27. Again the respondent did not bother to prove that a fair procedure was followed before dismissing the claimant and insisted that the claimant resigned voluntarily from employment. Having found that the responent has failed to prove that the dismissal of the claimant was grounded on a valid reason and that a fair procedure was followed, it is my holding that the dismissal was unfair within the meaning of section 45 of the Employment Act. I gather support from Walter Ogal Anuro –v- Teachers Service Commission (2013) eKLRwhere the Court held that:
“…. For a termination of employment to pass the fairness test, there must be both substantive justification and procedural fairness. Substantive justification has to do with establishment of a valid reason for the termination while procedural fairness addresses the procedure adopted by the employer to effect the termination.”
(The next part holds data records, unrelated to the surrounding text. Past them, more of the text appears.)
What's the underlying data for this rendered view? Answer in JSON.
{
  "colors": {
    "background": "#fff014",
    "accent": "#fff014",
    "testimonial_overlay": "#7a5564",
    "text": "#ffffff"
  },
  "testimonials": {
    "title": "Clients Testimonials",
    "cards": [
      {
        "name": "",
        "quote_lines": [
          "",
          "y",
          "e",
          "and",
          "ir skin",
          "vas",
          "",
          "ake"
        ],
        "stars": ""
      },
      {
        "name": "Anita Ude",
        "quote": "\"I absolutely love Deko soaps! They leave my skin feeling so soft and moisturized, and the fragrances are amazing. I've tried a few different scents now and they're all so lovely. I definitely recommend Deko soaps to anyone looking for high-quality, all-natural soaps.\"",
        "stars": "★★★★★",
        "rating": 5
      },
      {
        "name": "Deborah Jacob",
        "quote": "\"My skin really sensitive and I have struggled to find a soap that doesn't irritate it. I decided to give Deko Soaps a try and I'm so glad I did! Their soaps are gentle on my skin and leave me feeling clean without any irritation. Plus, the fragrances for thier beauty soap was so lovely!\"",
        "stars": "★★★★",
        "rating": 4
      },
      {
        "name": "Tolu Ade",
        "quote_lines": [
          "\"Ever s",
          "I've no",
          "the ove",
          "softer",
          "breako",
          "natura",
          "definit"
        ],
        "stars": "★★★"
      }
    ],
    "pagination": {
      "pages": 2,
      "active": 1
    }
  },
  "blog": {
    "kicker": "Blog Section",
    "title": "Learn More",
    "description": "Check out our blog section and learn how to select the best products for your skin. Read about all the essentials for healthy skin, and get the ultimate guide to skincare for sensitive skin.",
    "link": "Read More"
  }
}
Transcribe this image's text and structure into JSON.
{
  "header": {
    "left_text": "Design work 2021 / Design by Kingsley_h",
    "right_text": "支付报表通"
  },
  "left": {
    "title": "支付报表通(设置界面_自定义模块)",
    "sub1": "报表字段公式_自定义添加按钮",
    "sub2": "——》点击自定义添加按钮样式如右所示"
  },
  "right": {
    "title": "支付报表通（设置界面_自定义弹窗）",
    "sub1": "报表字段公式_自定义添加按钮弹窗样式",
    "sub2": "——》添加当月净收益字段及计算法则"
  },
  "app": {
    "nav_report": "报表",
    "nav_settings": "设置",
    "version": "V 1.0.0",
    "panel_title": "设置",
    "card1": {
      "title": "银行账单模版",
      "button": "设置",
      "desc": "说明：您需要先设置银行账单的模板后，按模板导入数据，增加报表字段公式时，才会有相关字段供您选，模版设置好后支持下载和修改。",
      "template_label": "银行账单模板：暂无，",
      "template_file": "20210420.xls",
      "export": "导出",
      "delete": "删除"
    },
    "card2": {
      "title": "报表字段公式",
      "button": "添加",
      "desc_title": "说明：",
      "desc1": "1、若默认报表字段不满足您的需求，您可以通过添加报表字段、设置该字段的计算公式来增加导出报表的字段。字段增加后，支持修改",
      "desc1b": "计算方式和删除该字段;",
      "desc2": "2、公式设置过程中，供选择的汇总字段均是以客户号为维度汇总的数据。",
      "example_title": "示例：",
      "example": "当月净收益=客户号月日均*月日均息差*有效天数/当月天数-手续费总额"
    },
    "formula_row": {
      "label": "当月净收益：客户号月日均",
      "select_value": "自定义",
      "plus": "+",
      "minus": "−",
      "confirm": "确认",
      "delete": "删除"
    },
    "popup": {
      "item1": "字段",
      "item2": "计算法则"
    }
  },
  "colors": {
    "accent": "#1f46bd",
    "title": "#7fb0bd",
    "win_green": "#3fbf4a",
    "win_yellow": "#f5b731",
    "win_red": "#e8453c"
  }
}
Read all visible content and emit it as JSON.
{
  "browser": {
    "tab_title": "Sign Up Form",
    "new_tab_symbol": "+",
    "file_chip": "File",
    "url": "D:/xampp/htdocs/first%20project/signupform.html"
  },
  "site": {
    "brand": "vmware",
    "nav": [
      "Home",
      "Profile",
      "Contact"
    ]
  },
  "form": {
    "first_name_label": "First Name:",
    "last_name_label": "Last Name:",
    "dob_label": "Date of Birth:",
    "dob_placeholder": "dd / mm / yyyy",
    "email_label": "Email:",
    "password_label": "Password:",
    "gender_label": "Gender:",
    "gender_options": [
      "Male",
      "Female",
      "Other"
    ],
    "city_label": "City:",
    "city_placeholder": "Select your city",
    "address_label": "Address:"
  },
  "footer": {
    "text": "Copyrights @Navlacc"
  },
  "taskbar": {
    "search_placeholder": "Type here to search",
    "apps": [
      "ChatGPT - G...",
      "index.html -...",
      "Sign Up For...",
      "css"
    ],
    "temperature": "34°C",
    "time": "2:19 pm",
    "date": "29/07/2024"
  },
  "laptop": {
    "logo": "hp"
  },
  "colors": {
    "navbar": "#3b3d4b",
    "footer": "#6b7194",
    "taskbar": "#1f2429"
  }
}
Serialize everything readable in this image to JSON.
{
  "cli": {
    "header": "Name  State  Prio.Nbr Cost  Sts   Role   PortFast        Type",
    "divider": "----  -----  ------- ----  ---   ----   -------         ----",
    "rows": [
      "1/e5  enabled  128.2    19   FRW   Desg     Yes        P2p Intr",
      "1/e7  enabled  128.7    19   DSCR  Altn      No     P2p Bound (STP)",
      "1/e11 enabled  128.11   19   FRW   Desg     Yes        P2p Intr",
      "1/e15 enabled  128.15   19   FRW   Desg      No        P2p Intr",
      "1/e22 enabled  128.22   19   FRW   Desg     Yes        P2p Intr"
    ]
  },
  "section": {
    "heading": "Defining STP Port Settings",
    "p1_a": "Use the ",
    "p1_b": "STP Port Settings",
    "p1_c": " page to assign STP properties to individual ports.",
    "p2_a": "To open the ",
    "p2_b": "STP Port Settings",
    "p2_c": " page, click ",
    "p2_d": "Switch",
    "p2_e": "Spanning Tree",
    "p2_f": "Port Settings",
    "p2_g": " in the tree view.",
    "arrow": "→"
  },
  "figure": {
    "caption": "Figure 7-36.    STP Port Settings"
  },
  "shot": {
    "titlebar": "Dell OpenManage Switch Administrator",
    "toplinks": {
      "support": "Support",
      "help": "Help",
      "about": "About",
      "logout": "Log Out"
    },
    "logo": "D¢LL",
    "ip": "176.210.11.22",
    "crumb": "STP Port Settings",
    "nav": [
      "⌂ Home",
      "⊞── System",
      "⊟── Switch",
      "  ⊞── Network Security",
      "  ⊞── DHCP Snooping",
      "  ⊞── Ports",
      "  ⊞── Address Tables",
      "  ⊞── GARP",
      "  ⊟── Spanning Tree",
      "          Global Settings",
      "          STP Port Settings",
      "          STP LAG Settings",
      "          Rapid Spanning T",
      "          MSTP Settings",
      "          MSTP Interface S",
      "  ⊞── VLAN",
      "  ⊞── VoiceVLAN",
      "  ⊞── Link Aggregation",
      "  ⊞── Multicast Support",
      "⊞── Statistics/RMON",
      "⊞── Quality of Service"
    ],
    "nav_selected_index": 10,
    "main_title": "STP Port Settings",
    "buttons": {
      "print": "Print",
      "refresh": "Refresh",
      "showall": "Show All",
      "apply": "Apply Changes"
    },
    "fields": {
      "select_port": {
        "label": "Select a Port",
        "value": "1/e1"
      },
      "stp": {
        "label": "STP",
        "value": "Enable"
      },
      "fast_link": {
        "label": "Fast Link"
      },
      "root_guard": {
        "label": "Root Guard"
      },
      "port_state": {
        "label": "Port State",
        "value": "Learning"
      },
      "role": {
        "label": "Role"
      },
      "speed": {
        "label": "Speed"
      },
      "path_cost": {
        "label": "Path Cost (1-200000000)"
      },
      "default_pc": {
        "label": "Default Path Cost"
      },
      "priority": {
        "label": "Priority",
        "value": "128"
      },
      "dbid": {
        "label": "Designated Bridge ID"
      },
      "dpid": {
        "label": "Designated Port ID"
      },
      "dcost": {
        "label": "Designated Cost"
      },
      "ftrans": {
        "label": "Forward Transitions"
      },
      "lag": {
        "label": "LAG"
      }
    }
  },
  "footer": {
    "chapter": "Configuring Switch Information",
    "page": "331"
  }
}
Whether the Claimant is entitled to the reliefs sought
28. Taking into account the finding that the respondent did not prove that the reason for dismissal the claimant was valid and fair and that fair procedure was followed, I make a declaration that the dismissal was unfair and unlawful within the meaning of section 45 of the Employment Act and he is entitled to damages. Under section 49(1) of the Act, I award him one-month salary in lieu of notice. Considering his payslip for the month of December 2014 the Claimant was paid Kshs. 21,258 comprising basic pay of Kshs. 10,600, house allowance of Kshs.1600, overtime pay of Kshs. 2446 and ex gratia payment of Kshs. 6,000. In my view the last two items are not part of the claimant’s monthly gross pay because they are dependent on the actual performance of work by the claimant or employer’s discretion. Consequently, I award the claimant kshs. 12,200 as his salary in lieu of notice.
29. To fortify the foregoing holding, I rely on Richard Erskine Leakey & 2 Others vs. Samson Kipkoech Chemai[2019] eKLRwhere the Court of Appeal held that: -
“In our view, there are certain allowances that are dependent on actual performance of the contract of employment. When calculating damages due to an employee in the event of unfair or wrongful termination, it is only the emoluments or gross salary of the employee that should be taken into account not allowances and privileges dependent on actual service and performance of the contract.”
30. In addition, I award the claimant 12 months’ salary as compensation for the unfair dismissal considering his long service of 12 years and the fact that he did not contribute to the dismissal through misconduct. I have further considered the fact that the claimant was not paid service gratuity or pension after the dismissal.
Whether the counterclaim should be allowed
31. In view of the finding hereinabove that the respondent did not prove that the claimant resigned from employment as alleged, it is my holding that the counter-claim is devoid of merits and it stands dismissed.
32. In conclusion I enter judgment for the claimant in the following terms:
Notice Kshs. 12,200. 00
Compensation Kshs. 146,400. 00
Total Kshs. 158,600. 00
The above award is subject to statutory deductions but the claimant will have costs plus interests at the court rates from the date hereof.
Dated and delivered at Nairobi this 8th day of October, 2020.
ONESMUS N MAKAU
JUDGE
ORDER
In view of the declaration of measures restricting court operations due to the Covid-19 pandemic and in light of the directions issued by his Lordship, the Chief Justice on 15th April 2020, this judgment has been delivered to the parties online with their consent, the parties having waived compliance with Rule 28(3) of the ELRC Procedure Rules which requires that all judgments and rulings shall be dated, signed and delivered in the open court.